A fantasy short film typically runs 5-18 pages and is defined by magical short films that create a sense of wonder within strict page constraints. fantasy shorts succeed through implication — a glimpse of a larger magical world is more powerful than a tour of it.
Fantasy shorts should introduce one magical element and explore it fully. World-building happens through production design cues and character reactions, never through narration or dialogue explanation. The magic should have a cost or consequence that creates the story's tension. Practical, low-budget magical effects should be considered — the best festival fantasy shorts use suggestion over spectacle. Fairy tale and fable structures work naturally in short form.
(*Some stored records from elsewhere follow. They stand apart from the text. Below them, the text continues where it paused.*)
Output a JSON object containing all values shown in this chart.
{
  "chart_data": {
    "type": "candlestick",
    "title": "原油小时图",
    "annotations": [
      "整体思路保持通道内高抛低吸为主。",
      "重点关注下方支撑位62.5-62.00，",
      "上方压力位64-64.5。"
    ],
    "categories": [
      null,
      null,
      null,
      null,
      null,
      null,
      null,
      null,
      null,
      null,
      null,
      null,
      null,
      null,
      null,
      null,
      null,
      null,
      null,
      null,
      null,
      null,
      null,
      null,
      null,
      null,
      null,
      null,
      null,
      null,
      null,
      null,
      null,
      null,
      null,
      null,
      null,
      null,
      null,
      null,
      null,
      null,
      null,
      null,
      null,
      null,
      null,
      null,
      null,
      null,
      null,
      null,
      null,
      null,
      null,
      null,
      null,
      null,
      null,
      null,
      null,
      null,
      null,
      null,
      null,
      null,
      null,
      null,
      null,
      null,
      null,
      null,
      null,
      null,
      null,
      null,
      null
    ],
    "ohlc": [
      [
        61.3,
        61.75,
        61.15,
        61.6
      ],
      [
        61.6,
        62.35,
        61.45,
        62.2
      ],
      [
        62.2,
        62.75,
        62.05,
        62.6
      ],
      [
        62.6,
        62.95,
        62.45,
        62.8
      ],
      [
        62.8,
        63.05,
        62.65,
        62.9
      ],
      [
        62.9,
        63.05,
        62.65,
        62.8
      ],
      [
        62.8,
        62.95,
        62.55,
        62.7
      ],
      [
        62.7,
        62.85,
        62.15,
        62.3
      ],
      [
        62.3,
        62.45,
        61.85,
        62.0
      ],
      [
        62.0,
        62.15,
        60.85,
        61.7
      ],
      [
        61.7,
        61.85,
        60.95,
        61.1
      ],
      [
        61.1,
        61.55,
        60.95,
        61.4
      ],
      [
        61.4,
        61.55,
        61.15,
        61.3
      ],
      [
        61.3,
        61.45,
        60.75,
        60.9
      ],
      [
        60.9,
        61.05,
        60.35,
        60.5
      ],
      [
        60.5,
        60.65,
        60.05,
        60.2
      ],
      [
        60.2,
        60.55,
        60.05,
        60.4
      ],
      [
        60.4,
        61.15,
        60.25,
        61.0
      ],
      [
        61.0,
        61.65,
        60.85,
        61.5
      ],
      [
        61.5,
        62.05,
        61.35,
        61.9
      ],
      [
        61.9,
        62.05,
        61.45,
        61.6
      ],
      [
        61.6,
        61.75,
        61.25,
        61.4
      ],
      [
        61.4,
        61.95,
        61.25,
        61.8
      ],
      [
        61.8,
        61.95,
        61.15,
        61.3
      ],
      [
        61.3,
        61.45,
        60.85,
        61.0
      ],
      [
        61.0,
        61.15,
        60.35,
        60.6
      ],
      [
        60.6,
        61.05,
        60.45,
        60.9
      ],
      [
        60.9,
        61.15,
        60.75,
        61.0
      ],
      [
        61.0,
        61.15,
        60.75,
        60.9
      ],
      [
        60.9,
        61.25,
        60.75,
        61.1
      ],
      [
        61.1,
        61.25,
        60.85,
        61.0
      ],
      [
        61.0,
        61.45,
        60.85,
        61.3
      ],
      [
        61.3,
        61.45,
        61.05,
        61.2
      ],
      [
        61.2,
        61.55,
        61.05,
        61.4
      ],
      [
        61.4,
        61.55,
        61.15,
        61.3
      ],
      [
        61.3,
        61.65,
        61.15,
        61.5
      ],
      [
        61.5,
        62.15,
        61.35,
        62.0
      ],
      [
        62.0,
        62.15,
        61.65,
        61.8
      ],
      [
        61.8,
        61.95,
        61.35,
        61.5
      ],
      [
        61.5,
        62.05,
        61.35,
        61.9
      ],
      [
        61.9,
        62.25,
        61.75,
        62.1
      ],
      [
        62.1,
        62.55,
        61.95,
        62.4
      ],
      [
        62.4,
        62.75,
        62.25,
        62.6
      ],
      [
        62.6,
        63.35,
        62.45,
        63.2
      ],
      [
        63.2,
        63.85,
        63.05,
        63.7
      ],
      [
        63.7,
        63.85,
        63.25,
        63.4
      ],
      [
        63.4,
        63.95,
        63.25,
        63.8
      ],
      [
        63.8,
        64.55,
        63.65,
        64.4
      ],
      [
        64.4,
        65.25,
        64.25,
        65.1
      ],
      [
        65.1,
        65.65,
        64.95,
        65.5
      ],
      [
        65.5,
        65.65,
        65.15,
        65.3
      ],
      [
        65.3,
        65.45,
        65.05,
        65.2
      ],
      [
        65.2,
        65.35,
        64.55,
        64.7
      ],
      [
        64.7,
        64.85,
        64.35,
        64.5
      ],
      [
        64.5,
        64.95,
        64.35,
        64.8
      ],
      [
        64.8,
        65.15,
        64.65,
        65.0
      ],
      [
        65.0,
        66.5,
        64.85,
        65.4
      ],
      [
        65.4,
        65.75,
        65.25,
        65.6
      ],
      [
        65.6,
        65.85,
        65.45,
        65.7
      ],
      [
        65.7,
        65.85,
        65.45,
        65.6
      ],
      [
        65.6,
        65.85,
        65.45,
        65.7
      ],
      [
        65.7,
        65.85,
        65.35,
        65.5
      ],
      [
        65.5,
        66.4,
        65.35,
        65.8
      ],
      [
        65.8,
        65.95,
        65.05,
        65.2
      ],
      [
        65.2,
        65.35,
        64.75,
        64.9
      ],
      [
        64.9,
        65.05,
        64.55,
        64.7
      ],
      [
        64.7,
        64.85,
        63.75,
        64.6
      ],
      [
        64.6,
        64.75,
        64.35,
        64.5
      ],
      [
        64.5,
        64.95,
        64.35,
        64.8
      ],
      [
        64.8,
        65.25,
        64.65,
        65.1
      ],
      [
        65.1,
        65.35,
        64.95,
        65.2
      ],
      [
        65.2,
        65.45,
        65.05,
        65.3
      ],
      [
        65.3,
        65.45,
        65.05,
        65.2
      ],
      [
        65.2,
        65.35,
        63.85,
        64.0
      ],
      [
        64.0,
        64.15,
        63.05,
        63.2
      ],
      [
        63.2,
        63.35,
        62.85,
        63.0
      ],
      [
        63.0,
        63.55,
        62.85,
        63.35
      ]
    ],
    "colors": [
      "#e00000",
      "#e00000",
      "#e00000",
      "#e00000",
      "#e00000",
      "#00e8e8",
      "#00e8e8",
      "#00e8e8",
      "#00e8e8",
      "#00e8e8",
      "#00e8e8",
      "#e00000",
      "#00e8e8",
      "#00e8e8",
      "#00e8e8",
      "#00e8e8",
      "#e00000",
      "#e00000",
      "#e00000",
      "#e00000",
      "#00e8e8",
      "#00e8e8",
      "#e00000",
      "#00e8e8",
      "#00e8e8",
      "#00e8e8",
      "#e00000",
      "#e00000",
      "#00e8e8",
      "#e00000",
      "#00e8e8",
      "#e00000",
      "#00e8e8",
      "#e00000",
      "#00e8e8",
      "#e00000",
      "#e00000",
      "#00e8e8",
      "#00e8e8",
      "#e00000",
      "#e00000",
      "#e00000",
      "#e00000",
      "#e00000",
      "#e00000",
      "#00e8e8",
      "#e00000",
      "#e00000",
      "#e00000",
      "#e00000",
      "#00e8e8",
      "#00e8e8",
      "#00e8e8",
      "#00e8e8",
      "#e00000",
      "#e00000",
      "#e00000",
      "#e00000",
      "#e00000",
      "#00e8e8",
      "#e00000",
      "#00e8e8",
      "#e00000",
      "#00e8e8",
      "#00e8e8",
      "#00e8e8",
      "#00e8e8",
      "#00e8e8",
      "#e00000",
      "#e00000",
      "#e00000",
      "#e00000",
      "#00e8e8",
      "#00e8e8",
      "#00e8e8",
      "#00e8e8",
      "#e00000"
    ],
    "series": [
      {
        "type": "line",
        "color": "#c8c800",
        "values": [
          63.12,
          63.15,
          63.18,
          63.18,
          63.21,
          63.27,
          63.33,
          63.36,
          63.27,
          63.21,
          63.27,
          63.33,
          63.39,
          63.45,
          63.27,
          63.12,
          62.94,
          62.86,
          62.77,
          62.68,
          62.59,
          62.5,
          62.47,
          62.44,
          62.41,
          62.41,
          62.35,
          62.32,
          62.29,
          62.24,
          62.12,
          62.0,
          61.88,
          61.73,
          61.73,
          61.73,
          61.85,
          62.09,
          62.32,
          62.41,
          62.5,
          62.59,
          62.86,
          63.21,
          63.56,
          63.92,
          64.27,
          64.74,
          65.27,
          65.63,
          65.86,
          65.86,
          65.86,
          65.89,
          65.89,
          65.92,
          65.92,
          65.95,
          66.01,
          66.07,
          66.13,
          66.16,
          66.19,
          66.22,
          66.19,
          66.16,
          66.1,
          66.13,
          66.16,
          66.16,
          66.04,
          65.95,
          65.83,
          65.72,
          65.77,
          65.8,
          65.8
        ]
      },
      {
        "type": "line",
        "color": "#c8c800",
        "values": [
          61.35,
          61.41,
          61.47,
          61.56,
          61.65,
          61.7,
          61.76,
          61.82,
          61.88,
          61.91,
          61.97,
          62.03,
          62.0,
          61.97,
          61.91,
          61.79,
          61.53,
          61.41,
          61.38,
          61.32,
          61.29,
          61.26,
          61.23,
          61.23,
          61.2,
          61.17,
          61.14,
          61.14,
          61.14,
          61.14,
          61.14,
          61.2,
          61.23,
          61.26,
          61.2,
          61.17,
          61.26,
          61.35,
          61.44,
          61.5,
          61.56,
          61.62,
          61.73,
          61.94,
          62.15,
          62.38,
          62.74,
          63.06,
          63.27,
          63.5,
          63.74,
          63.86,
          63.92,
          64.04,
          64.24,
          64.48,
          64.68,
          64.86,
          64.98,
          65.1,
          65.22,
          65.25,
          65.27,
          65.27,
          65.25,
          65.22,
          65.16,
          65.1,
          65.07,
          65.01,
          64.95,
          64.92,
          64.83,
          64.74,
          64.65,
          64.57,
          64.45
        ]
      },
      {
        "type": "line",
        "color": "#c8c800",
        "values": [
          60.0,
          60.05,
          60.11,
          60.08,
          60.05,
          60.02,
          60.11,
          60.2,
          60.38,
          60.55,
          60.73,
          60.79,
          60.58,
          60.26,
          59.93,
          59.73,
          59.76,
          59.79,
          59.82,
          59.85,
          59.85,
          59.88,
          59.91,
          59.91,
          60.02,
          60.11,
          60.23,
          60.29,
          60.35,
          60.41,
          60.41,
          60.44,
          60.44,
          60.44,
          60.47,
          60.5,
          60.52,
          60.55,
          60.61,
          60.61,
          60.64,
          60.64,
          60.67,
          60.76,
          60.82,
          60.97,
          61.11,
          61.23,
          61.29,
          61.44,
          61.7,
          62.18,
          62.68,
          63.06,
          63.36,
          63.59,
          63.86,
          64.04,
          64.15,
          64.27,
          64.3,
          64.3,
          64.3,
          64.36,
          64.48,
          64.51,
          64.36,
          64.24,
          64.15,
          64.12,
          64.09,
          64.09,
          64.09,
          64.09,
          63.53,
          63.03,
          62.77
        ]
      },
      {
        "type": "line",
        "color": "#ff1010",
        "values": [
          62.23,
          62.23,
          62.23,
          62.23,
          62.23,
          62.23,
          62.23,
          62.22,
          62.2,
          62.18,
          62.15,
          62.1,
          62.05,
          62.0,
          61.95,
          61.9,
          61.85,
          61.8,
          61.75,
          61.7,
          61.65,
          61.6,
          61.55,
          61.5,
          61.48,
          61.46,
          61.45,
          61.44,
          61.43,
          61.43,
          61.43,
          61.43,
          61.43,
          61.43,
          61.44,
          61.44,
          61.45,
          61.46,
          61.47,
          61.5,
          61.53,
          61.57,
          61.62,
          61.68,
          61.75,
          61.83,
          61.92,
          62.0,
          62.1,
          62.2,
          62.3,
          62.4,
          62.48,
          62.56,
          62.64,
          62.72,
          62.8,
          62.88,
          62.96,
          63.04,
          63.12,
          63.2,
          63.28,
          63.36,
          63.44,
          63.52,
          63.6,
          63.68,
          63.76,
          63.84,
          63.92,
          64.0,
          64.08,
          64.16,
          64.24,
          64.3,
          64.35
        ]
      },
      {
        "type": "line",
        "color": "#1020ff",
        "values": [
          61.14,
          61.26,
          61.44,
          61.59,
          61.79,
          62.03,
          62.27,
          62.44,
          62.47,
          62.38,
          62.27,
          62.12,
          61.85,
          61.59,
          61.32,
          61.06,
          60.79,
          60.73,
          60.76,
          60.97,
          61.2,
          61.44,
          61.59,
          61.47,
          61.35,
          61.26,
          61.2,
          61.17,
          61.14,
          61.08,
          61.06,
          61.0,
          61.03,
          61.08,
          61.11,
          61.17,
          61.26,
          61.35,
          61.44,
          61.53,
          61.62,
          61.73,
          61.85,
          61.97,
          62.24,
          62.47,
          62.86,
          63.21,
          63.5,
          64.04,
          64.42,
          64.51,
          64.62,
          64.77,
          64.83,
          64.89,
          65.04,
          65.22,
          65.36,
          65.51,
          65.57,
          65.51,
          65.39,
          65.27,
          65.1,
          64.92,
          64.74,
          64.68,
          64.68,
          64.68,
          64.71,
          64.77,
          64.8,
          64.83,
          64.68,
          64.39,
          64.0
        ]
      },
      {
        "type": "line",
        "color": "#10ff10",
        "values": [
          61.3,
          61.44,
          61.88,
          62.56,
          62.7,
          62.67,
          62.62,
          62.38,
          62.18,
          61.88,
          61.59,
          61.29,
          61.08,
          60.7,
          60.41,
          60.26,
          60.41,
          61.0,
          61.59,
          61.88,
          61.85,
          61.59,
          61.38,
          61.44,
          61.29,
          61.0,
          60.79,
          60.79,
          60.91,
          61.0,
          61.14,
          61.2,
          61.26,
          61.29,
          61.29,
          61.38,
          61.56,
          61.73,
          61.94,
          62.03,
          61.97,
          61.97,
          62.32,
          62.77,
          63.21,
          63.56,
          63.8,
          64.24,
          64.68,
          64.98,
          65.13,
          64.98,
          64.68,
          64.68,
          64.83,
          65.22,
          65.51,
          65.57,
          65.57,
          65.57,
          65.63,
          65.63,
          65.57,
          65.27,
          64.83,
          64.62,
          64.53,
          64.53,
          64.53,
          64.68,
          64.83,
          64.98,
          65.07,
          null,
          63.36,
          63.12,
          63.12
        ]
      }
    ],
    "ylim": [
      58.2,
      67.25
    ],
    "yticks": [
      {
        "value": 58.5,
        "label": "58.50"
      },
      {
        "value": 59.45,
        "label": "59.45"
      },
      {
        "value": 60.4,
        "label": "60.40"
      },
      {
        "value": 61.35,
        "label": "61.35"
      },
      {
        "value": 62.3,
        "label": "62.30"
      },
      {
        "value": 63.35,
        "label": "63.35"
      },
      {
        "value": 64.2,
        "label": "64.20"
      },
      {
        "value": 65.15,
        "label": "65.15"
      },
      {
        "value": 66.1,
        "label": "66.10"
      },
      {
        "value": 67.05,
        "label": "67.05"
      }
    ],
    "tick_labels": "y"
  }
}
The magical element should be a metaphor for the human story underneath. End with wonder — the audience should leave with a sense of enchantment or awe.
Introduce the character and the magical element (1-3 pages). Explore the implications and consequences of the magic through a single scenario (3-10 pages). Resolve with transformation, loss, or wonder (1-3 pages). Total: 5-18 pages. Festival-ideal: 8-15 pages.
Define your magic system's rules and costs before writing. Magic without limits creates no dramatic tension.
Build the world through character interaction, not exposition. Nobody in your fantasy world should explain things they already know.
Keep invented names pronounceable and limit the number of new terms per scene.
Make the fantasy world a metaphor for the protagonist's internal journey. The best fantasy is deeply personal.